Antoine de Saint Exupéry


Even as the negotiations over Iran’s nuclear program take place, threats are still issued by American leaders against Iran. Britain, of course, would be expected to stand by these threats and tag along in any such hypothetical war.

Legally, these threats of war against Iran are a form of aggression even without the US acting on them. The threat of force against a country is prohibited by the United Nations Charter. Unfortunately, US and UK policy towards geopolitical rival powers is often marred by arrogance. We deal with regimes as if our own are flawless, when in fact our political systems and societies are in a state of crisis.

Politicians and journalists talk of “authoritarian” regimes as being paranoid and repressive when our own governments are far more so, exposed by Edward Snowden’s disclosures. As I discovered in my review of The Snowden Files (2014) at The clubof.info Blog, “The Snowden Files and a chopping block”, the media likes to pick on foreign governments and portray them as tyrannical, in spite of all the evidence of our own governments being tyrannical. In The Snowden Files, Luke Harding made an amazing rhetorical display, using the mere similarity of Russian surveillance to US surveillance to boost his case against Vladimir Putin while ignoring the fact that it is the US regime that is supposed to be on trial in his book. Even when the US government is committing the most crimes, anti-Russian journalists prefer to focus on Russia’s mere similarity to the US as the basis for discrediting Russia’s regime and ignoring the faults of America’s regime.

My conclusion is rather different from Harding. In my view, US foreign policy was already losing all credibility due to the illegitimate war on terror, torture and US-led regime changes around the world. The 2013 discovery that the US has the most excessive machinery of repression and monitoring directed against its own people of all regimes in the world showed that the real picture was even worse. I feel that there is a grave injustice at the heart of US society. The images of torture of foreigners in American military-controlled prisons, and the images of protesters being arrested and beaten by police, are not unrelated disparate incidents but the changing face of the American regime from a flawed democracy to something much uglier. The American people are aware that their government is increasingly militarizing the streets and turning its weapons against them, hence the increased appetite for violent protest. While the US government condemns regimes it accuses of shooting their own people, its armed police regularly fire at unarmed Americans.

The ageing and deterioration of democracy in Britain also cannot be understood without acknowledging the politics of the US. If we are simply an extension of the US superpower, culturally and socially, then the authoritarian policies afflicting our country are ultimately the result of a trend that began in the US. By extension, political change in Britain must begin in the United States.
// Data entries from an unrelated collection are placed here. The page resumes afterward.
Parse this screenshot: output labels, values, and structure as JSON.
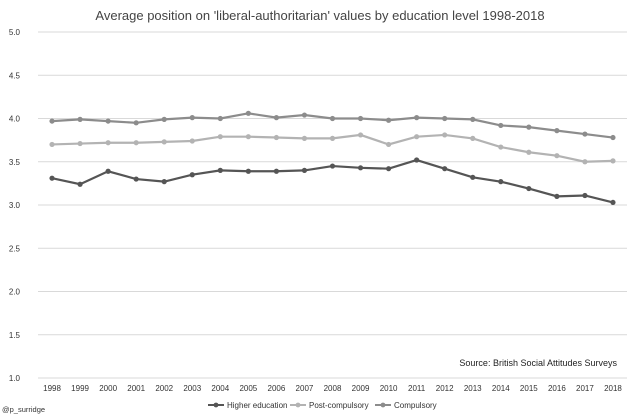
{
  "chart_data": {
    "type": "line",
    "title": "Average position on 'liberal-authoritarian' values by education level 1998-2018",
    "xlabel": "",
    "ylabel": "",
    "ylim": [
      1.0,
      5.0
    ],
    "yticks": [
      "1.0",
      "1.5",
      "2.0",
      "2.5",
      "3.0",
      "3.5",
      "4.0",
      "4.5",
      "5.0"
    ],
    "grid": true,
    "legend_position": "bottom",
    "categories": [
      "1998",
      "1999",
      "2000",
      "2001",
      "2002",
      "2003",
      "2004",
      "2005",
      "2006",
      "2007",
      "2008",
      "2009",
      "2010",
      "2011",
      "2012",
      "2013",
      "2014",
      "2015",
      "2016",
      "2017",
      "2018"
    ],
    "series": [
      {
        "name": "Higher education",
        "color": "#555555",
        "values": [
          3.31,
          3.24,
          3.39,
          3.3,
          3.27,
          3.35,
          3.4,
          3.39,
          3.39,
          3.4,
          3.45,
          3.43,
          3.42,
          3.52,
          3.42,
          3.32,
          3.27,
          3.19,
          3.1,
          3.11,
          3.03
        ]
      },
      {
        "name": "Post-compulsory",
        "color": "#b3b3b3",
        "values": [
          3.7,
          3.71,
          3.72,
          3.72,
          3.73,
          3.74,
          3.79,
          3.79,
          3.78,
          3.77,
          3.77,
          3.81,
          3.7,
          3.79,
          3.81,
          3.77,
          3.67,
          3.61,
          3.57,
          3.5,
          3.51
        ]
      },
      {
        "name": "Compulsory",
        "color": "#8c8c8c",
        "values": [
          3.97,
          3.99,
          3.97,
          3.95,
          3.99,
          4.01,
          4.0,
          4.06,
          4.01,
          4.04,
          4.0,
          4.0,
          3.98,
          4.01,
          4.0,
          3.99,
          3.92,
          3.9,
          3.86,
          3.82,
          3.78
        ]
      }
    ],
    "source": "Source: British Social Attitudes Surveys",
    "credit": "@p_surridge"
  }
}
The United States is today’s Rome, the hub of the governing elite of the world. No challenge can really be made against global politics unless it takes place first in the United States. It is for this reason that British people should be more interested in the outcomes of US politics than the amphitheater of their own national politics.

This general election we just had in the UK is of little meaning, really, and is simply a coronation of vassals who are part of the American-led policy elite of today’s cultural and economic empire.